Strangely, the man was holding a telephone in his hand, a cellular phone.
'Get down from there!' Race yelled.
At first, Bittiker didn't move, he just stared at Race in a kind of slack-jawed wonder—stared at this bespectacled man dressed in blue jeans and a filthy T-shirt, a battered New York Yankees cap and a black kevlar breastplate, ordering him around with an MP-5.
Bittiker glanced at the open loading ramp behind Race, saw the little Goose seaplane hovering in the air about twenty yards behind the Antonov, trying vainly—but unsuccessfully—to keep up with the giant cargo plane as it rose higher into the sky.
Slowly, Bittiker stepped down from the turret of the tank, until he stood in front of Race.

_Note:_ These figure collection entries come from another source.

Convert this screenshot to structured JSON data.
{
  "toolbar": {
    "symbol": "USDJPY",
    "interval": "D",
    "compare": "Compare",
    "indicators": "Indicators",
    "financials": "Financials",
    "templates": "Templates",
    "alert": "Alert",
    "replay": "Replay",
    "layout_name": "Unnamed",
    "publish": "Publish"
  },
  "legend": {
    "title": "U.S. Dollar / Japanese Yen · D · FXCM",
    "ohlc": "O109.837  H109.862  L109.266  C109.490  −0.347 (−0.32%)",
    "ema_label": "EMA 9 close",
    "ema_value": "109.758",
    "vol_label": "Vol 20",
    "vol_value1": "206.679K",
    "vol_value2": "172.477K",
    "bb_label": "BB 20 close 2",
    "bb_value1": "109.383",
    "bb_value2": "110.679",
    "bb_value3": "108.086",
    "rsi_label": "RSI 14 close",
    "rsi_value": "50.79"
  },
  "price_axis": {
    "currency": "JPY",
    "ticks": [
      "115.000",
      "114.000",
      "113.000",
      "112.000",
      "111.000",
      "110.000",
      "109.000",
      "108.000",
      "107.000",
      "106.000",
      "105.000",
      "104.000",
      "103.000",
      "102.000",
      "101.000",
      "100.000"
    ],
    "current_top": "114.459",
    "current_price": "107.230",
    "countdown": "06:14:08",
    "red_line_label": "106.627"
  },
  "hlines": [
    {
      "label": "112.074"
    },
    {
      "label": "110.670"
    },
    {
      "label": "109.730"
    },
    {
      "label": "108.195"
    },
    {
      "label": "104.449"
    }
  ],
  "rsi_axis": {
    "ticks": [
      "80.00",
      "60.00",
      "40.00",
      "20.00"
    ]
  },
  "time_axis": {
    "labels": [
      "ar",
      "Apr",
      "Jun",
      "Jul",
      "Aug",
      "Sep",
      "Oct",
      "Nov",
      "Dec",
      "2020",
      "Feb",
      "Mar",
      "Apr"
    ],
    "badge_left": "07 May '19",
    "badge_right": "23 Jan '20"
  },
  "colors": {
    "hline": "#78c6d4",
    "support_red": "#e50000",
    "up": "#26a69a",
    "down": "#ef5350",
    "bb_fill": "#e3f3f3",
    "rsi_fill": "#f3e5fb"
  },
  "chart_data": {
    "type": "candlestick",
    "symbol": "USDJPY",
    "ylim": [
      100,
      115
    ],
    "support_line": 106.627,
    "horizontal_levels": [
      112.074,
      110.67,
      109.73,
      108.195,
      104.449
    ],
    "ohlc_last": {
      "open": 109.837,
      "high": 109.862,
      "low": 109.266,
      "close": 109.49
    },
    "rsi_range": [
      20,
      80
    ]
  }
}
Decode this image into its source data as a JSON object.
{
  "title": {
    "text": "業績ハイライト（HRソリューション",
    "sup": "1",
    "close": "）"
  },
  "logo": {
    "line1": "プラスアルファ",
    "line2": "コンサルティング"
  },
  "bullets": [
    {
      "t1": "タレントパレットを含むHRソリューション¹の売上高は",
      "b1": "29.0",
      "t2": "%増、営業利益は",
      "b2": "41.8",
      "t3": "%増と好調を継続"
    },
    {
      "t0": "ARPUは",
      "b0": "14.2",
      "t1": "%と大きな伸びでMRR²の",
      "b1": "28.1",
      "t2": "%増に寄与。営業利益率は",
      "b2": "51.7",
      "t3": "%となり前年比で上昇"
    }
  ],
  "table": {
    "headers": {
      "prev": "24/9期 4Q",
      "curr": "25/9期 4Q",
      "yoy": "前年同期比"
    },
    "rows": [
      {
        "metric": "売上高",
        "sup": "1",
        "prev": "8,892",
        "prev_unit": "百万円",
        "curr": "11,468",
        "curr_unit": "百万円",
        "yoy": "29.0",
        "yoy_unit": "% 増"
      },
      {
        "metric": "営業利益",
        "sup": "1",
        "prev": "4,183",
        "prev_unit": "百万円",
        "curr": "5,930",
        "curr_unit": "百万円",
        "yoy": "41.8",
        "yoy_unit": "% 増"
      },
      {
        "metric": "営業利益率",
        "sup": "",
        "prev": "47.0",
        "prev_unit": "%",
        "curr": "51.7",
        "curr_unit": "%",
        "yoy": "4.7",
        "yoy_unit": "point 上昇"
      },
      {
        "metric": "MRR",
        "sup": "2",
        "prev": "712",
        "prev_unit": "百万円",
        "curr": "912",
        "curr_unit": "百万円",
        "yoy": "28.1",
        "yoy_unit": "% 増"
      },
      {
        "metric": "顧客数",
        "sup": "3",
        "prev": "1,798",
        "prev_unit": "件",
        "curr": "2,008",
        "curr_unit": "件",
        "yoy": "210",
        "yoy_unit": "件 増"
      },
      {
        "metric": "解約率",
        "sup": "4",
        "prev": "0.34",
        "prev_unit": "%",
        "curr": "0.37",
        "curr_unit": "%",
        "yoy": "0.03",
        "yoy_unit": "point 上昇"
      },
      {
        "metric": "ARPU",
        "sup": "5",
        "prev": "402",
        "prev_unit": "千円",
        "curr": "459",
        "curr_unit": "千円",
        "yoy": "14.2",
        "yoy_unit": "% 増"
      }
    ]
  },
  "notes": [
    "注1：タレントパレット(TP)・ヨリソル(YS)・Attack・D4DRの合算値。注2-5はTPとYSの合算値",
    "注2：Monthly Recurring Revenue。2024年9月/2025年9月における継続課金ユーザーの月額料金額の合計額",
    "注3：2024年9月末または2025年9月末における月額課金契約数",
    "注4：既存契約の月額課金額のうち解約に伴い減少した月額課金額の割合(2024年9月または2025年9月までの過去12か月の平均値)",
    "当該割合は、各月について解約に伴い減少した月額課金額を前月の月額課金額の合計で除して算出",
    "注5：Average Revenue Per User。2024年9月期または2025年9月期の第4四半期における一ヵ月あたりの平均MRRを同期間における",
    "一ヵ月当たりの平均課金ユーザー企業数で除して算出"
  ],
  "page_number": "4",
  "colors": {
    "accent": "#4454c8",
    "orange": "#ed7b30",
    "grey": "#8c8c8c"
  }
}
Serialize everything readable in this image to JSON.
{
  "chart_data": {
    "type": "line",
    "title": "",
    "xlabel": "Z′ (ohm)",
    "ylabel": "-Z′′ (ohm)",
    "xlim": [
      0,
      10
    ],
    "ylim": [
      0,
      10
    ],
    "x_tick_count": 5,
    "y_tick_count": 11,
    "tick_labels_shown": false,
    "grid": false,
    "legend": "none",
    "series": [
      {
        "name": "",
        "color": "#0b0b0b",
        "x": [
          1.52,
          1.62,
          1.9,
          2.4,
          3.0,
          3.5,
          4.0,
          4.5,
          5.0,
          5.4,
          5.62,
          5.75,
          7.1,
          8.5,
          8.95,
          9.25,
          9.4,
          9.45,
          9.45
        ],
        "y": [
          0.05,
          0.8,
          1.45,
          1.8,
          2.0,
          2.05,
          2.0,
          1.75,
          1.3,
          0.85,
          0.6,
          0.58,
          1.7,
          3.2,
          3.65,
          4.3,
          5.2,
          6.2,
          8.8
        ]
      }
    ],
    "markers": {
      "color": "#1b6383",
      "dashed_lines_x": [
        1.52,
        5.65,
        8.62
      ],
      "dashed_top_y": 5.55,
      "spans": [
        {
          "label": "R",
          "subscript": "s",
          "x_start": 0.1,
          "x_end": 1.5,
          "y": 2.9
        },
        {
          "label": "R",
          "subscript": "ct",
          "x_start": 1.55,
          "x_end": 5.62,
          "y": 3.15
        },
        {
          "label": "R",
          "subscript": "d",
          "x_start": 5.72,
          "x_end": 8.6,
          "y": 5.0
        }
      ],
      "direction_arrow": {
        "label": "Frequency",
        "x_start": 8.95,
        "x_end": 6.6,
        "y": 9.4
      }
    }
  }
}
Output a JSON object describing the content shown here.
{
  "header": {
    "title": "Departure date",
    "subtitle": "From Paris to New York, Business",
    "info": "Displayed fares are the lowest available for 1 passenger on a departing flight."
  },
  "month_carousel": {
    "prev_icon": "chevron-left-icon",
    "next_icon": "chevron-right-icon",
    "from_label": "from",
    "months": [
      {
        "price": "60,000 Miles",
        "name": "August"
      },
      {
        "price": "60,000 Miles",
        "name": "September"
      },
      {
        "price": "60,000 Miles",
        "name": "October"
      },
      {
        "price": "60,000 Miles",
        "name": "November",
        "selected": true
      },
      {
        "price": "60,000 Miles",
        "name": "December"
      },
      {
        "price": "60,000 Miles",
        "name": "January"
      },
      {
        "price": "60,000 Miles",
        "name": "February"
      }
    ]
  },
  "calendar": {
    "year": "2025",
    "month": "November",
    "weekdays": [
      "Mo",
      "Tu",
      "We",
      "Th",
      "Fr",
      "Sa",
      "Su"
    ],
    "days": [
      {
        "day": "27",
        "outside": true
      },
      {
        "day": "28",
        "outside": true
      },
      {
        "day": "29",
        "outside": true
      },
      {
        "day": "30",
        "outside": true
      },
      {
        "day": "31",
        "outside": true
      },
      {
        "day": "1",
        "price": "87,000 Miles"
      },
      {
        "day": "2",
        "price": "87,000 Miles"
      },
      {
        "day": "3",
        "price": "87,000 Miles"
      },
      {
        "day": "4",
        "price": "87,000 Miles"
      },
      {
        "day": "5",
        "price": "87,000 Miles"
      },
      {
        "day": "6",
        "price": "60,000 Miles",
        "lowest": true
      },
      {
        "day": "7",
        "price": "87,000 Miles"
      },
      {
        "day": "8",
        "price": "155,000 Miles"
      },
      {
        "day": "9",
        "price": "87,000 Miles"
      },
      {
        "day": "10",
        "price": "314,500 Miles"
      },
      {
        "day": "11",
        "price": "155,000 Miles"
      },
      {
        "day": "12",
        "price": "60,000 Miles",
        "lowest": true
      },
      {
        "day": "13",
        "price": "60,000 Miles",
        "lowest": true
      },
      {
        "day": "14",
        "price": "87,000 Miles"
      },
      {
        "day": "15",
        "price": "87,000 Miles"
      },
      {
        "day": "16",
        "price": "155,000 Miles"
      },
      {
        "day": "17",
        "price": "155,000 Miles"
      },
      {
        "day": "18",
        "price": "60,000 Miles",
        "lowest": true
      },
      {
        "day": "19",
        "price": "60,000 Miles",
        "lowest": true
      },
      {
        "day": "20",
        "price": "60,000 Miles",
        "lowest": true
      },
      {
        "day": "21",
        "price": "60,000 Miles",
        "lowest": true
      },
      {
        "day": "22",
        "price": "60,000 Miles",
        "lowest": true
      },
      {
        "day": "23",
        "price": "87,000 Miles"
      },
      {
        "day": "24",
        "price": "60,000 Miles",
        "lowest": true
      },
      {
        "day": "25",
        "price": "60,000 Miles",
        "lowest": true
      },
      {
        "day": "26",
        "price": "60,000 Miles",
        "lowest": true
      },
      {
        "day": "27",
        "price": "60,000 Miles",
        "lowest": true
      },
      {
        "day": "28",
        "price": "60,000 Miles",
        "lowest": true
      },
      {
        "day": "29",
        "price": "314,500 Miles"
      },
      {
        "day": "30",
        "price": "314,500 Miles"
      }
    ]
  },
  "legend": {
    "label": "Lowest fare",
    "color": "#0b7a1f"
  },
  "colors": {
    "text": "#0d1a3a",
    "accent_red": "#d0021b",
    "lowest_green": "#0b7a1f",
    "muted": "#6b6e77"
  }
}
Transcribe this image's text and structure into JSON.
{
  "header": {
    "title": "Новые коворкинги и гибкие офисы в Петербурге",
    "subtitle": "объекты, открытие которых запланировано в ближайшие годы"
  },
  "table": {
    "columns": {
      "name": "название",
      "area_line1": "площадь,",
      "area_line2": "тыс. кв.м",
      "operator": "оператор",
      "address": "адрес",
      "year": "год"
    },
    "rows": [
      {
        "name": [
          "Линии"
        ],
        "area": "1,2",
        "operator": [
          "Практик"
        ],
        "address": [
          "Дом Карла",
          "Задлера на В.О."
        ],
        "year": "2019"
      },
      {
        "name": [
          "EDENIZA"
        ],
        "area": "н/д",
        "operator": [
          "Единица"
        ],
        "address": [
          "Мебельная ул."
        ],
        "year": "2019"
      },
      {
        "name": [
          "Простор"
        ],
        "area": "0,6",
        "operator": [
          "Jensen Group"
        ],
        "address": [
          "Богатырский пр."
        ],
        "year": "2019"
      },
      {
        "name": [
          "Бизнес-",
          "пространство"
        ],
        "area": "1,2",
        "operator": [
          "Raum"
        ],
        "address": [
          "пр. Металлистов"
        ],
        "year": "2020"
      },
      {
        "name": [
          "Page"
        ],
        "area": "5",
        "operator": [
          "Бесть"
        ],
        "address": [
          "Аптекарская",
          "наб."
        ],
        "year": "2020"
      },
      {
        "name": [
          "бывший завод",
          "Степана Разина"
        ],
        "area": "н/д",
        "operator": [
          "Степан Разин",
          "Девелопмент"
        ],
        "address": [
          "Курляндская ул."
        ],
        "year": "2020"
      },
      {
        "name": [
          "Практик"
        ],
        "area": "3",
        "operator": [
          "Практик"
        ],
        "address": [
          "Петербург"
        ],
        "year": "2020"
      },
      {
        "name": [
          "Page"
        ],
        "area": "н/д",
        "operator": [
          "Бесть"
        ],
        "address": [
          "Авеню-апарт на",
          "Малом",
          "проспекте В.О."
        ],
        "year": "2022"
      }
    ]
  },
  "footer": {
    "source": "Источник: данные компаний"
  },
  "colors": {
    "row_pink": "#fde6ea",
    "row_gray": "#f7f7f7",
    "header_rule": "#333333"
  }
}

'Give me that damn phone,' Race said, snatching the cellular phone from the terrorist. 'Who the hell are you talking to anyway?'
Race held the phone to his ear as he kept his eyes and gun trained on Bittiker. 'Who is this?' he said into the phone.
'Who am I?' a nasty little voice snapped back at him. 'Who the fuck are you is the more appropriate question.'
'My name is William Race. I'm an American citizen who was brought to Peru to help an Army team get a sample of thyrium to put inside a Supernova.'
There came a loud shuffling from the other end of the line.
'Mister Race,' a new voice said suddenly. “My name is Special Agent Demonaco of the FBI. I am investigating the theft of a Supernova from the offices of the Defense—'
'You can't stop it,' Bittiker said to Race, his voice laced with a slow Texan drawl—'you cain't stop it.'
'Why not?' Race said.
'Because not even I know how to disarm it,” Bittiker said.
'I made sure that my people only knew how to arm it. That was once it was set to go off, no-one could stop it.'
“No-one knows the disarm code?'
'No-one,' Bittiker said. 'Except, I imagine, some Princeton-luck scientist up at DARPA, but that ain't gonna help us now, is it?'
Race bit his lip in frustration.
The alarm klaxons were still ringing. Any second now, more Texans would come out to see what was going on—
Gunfire.
Loud and sudden.
It slammed into the deck all around him, kicking up sparks. Race dived out of the way, rolled across the deck, jammed the cellular phone into his back pocket and looked up—and saw Troy Copeland standing on the catwalk overlooking the cargo bay with two other Texans beside him, all three of them firing their Calico pistols down at Race.
Bittiker saw the chance and ducked behind the forward corner of the tank, out of Race's sight.
Race pressed his back against the massive tracked wheels of the tank, out of the line of fire, at least for the moment.
He was breathing hard, his heart pounding loudly inside his head.
What the hell are you going to do now, Will?
And then suddenly, he heard someone shouting his name.
'Is that you, Professor Race?' It was Copeland. 'God, you're a persistent little son of a bitch.'
'It's better than being a complete asshole,' Race muttered under his breath as he popped up from behind the tank and fired a short burst at Copeland and the other two terrorists, missing them by miles.
Damn it, he thought. What did he do now? He hadn't really thought that far ahead.
The Supernova, a voice said inside his head.
Disarm it! That's what you have to do.
After all, he thought, he'd already managed to disarm one Supernova on this trip.
And with that, Race leapt to his feet, and jammed down on the trigger of his MP-5, firing wildly up at the catwalk as he clambered onto the skirt of the Abrams tank. Then he climbed up onto the tank's turret and jumped down through the hatch and into the belly of the massive steel beast.
He was met by the stunned faces of the two Freedom Fighter technicians in charge of the Supernova.
'Out! Now!' he yelled, pointing his MP-5 at their noses.
The two techs hurried up the ladder and out through the hatch in the turret, banging it shut behind them.